Data breaches seem to have become the order of the day. From behemoths like Facebook and Target to credit reporting agencies like Equifax, several organisations have fallen victim to such hacking that has compromised millions of people’s private information.
On September 7, 2017, Equifax pegged the number of people whose personally identifiable information has been breached at over 148 million. Breached information included people’s Credit Card, driver’s license, Social Security numbers, date of birth, phone numbers, email addresses etc. In the event of these rampant breaches, it’s understandable if average people like us want to be extra cautious about sharing our private information, including information about our credit, with unwanted entities or identity thieves. Freezing your credit can help you tackle this problem but you should know a couple of things before you consider exploring this option.
What Is A Credit Freeze?
With data breaches becoming par for the course these days, data security experts are recommending that consumers “freeze” their credit. Freezing your credit means preventing fraudsters or someone looking to steal your identity from opening unauthorised accounts in your name. By “freezing” your credit, you are essentially locking down your credit information and preventing it from being accessed by people who may look at your details of accounts and commit acts of crime and fraud.

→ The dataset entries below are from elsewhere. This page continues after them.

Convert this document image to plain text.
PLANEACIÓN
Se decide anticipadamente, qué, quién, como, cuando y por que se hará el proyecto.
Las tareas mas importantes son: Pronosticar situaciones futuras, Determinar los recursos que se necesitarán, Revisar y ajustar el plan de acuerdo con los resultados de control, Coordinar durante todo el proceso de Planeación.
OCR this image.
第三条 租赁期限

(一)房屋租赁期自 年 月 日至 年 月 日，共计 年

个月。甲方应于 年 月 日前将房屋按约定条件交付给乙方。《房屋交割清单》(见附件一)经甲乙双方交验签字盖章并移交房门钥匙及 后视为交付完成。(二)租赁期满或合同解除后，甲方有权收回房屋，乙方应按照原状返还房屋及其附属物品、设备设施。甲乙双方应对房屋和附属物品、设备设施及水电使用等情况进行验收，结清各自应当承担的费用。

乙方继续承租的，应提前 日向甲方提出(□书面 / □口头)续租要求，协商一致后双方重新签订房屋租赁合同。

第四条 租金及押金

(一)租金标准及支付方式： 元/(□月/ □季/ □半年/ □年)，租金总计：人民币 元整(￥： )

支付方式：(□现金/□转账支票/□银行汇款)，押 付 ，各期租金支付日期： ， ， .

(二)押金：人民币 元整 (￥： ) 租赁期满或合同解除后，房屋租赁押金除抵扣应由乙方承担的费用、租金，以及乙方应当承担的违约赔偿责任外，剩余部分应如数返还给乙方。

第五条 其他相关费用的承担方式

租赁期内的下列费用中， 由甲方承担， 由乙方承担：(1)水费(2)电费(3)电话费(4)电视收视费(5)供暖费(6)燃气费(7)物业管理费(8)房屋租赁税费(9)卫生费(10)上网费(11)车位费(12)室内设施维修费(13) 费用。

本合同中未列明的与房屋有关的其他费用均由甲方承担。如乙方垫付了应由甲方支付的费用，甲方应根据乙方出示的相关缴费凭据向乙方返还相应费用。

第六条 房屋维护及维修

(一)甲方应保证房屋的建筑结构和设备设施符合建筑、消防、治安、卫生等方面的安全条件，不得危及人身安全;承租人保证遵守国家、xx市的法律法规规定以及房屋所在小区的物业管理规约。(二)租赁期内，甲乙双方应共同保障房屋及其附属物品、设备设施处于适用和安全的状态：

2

Let’s understand this better with the help of an example. Let’s suppose Smita applies for a Credit Card or a Personal Loan at a bank. Once the bank receives her application, to determine whether she is creditworthy, it will check her Credit Score. The bank will request for Smita’s credit report from any of the three credit bureaus like CIBIL, Experian or Equifax.
Based on Smita’s Credit Score, the bank will take a call on whether to lend to Smita or not. Smita may not want her credit information that also contains her private details to be shared with anyone other than the bank. She can do this by informing all the credit reporting agencies that her credit report needs to be “frozen” i.e. details pertaining to her credit report should not be shared with anyone.
Even after your credit information has been frozen, it will still be accessible to certain entities.
- You can still access your credit information and get your free credit reports whenever you want.
- Your existing creditors and debt collectors can still access your credit information.
- A credit freeze will have zero impact on your Credit Score-it will neither hurt nor help it.
Additional Reading: How To Get Over A Bad Credit Report
How Do You Freeze Your Credit?
To freeze your credit, you’ll need to get in touch with each of the credit bureaus separately and follow their individual processes as they might be different from each other. The process might require you to share all the necessary details that they would need to dig up your information so that they can lock it. Once the credit bureau has implemented your credit freeze, nobody will be able to access your credit profile unless you give explicit authorisation to the credit bureaus.
What Are The Pros And Cons Of A Credit Freeze?
- A credit freeze can help prevent identity theft since potential new lenders won’t be able to access your credit information while the freeze is in place.
- Credit freezes are free.
- You can get it temporarily lifted when you need to get your credit information checked by a credit bureau.
- In order to thaw the credit freeze, you will have to get in touch with each bureau separately. This can be time-consuming.
- A credit freeze can set back your other priorities-if you’re going to apply for a Credit Card, Personal Loan or Home Loan, you will need to lift the credit freeze and since this process might take time, your application process might be delayed.
- A credit freeze can’t help you in situations where fraudsters already have access to your private information for instance, if you’ve been a victim of online banking fraud in the past.
Additional Reading: Sure Ways To Become A Credit Score Guru
A credit freeze can be a viable option if you’re looking to get your data protected from any fraudulent activity or data breach or reduce your chances of becoming a victim of identity theft. But it can also be a cumbersome process to get your credit freeze. So weigh in these factors before you decide to opt for one.